ABSTRACT=Age and sex are prominent risk factors for heart failure and determinants of structural and functional changes of the heart. Cardiac fibroblasts (cFB) are beyond their task as extracellular matrix-producing cells further recognized as inflammation-supporting cells. The present study aimed to evaluate the impact of sex and age on the inflammatory potential of cFB and its impact on the cardiosplenic axis and cardiac fibrosis.
Left ventricles (LV) of 3-and 12-months old male and female C57BL/6J mice were harvested for immunohistochemistry, immunofluorescence and cFB outgrowth culture and the spleen for flow cytometry. LV-derived cFB and respective supernatants were characterized.

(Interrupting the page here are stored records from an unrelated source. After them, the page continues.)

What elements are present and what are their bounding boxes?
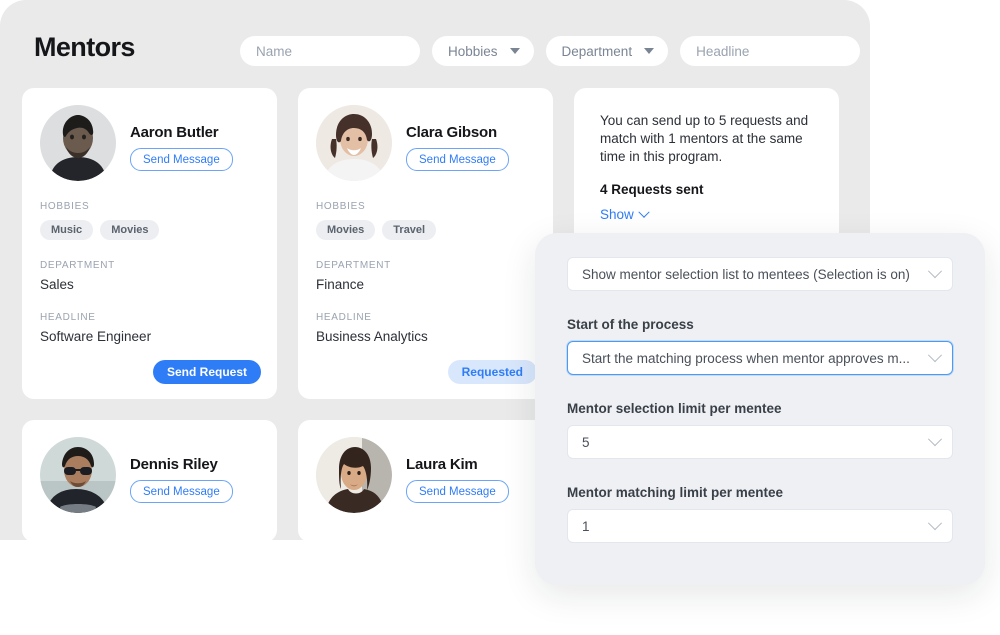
card-action: Send Request [152,360,261,384]
department-value: Finance [316,277,365,292]
person-meta: Clara Gibson Send Message [406,105,509,171]
headline-value: Business Analytics [316,329,428,344]
card-header: Laura Kim Send Message [316,437,535,513]
chevron-down-icon [927,432,943,447]
person-meta: Laura Kim Send Message [406,437,509,503]
mentor-name: Clara Gibson [406,124,497,141]
mentor-name: Laura Kim [406,456,478,473]
department-label: DEPARTMENT [40,260,115,271]
mentor-name: Aaron Butler [130,124,219,141]
avatar [40,437,116,513]
start-of-process-value: Start the matching process when mentor a… [582,350,910,366]
mentor-card-clara-gibson[interactable]: Clara Gibson Send Message HOBBIES Movies… [298,88,553,399]
selection-limit-dropdown[interactable]: 5 [567,425,953,459]
name-filter-placeholder: Name [256,43,293,59]
hobby-tag: Music [40,220,94,240]
hobby-tag: Travel [382,220,437,240]
card-header: Dennis Riley Send Message [40,437,259,513]
hobby-tag: Movies [100,220,160,240]
start-of-process-label: Start of the process [567,317,694,332]
chevron-down-icon [927,264,943,279]
selection-visibility-value: Show mentor selection list to mentees (S… [582,266,910,282]
selection-visibility-dropdown[interactable]: Show mentor selection list to mentees (S… [567,257,953,291]
send-request-button[interactable]: Send Request [152,360,261,384]
hobby-tag: Movies [316,220,376,240]
selection-limit-label: Mentor selection limit per mentee [567,401,782,416]
avatar [316,105,392,181]
requests-info-card: You can send up to 5 requests and match … [574,88,839,248]
hobbies-label: HOBBIES [40,201,90,212]
mentor-card-aaron-butler[interactable]: Aaron Butler Send Message HOBBIES Music … [22,88,277,399]
hobbies-filter-label: Hobbies [448,43,498,59]
hobbies-tags: Music Movies [40,220,259,240]
screenshot-root: Mentors Name Hobbies Department Headline [0,0,1000,635]
department-value: Sales [40,277,74,292]
card-header: Aaron Butler Send Message [40,105,259,181]
avatar [316,437,392,513]
mentor-card-dennis-riley[interactable]: Dennis Riley Send Message [22,420,277,540]
department-filter-select[interactable]: Department [545,36,669,66]
hobbies-filter-select[interactable]: Hobbies [432,36,534,66]
card-action: Requested [447,360,537,384]
program-settings-panel: Show mentor selection list to mentees (S… [535,233,985,585]
show-link-label: Show [600,207,634,222]
matching-limit-dropdown[interactable]: 1 [567,509,953,543]
search-input-name[interactable]: Name [240,36,420,66]
mentor-name: Dennis Riley [130,456,218,473]
person-meta: Aaron Butler Send Message [130,105,233,171]
send-message-button[interactable]: Send Message [130,480,233,503]
headline-value: Software Engineer [40,329,152,344]
person-meta: Dennis Riley Send Message [130,437,233,503]
hobbies-label: HOBBIES [316,201,366,212]
start-of-process-dropdown[interactable]: Start the matching process when mentor a… [567,341,953,375]
page-title: Mentors [34,32,135,62]
search-input-headline[interactable]: Headline [680,36,861,66]
headline-filter-placeholder: Headline [696,43,750,59]
department-filter-label: Department [561,43,633,59]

LV-derived cFB from 3-months old male mice exhibited a higher inflammatory capacity, as indicated by a higher gene expression of CC-chemokine ligand (CCL) 2, and CCL7 compared to cFB derived from 3-months old female mice. The resulting higher CCL2/chemokine C-X3-C motif ligand (Cx3CL1) and CCL7/Cx3CL1 protein ratio in cell culture supernatants of 3-months old male versus female cFB was reflected by a higher migration of Ly6Chigh monocytes towards supernatant from 3-months old male versus female cFB. In vivo a lower ratio of splenic pro-inflammatory Ly6Chigh to anti-inflammatory Ly6Clow monocytes was found in 3-months old male versus female mice, suggesting a higher attraction of Ly6Chigh compared to Ly6Clow monocytes towards the heart in male versus female mice. In agreement, the percentage of pro-inflammatory CD68+CD206-macrophages was higher in the LV of male versus female mice at this age, whereas the percentage of antiinflammatory CD68+CD206+ macrophages was higher in the LV of 3-months old female mice compared to age-matched male animals. In parallel, the percentage of splenic TGF-b+ cells was higher in both 3-and 12-months old female versus male mice, as further reflected by the higher profibrotic potential of female versus male splenocytes at both ages. In addition, female mice displayed a higher total LV collagen content compared to age-matched male mice, whereby collagen content of female cFB was higher compared to male cFB at the age of 12-months.
Age-and sex-dependent differences in cardiac fibrosis and inflammation are related to age-and sex-dependent variations in the inflammatory properties of cardiac fibroblasts.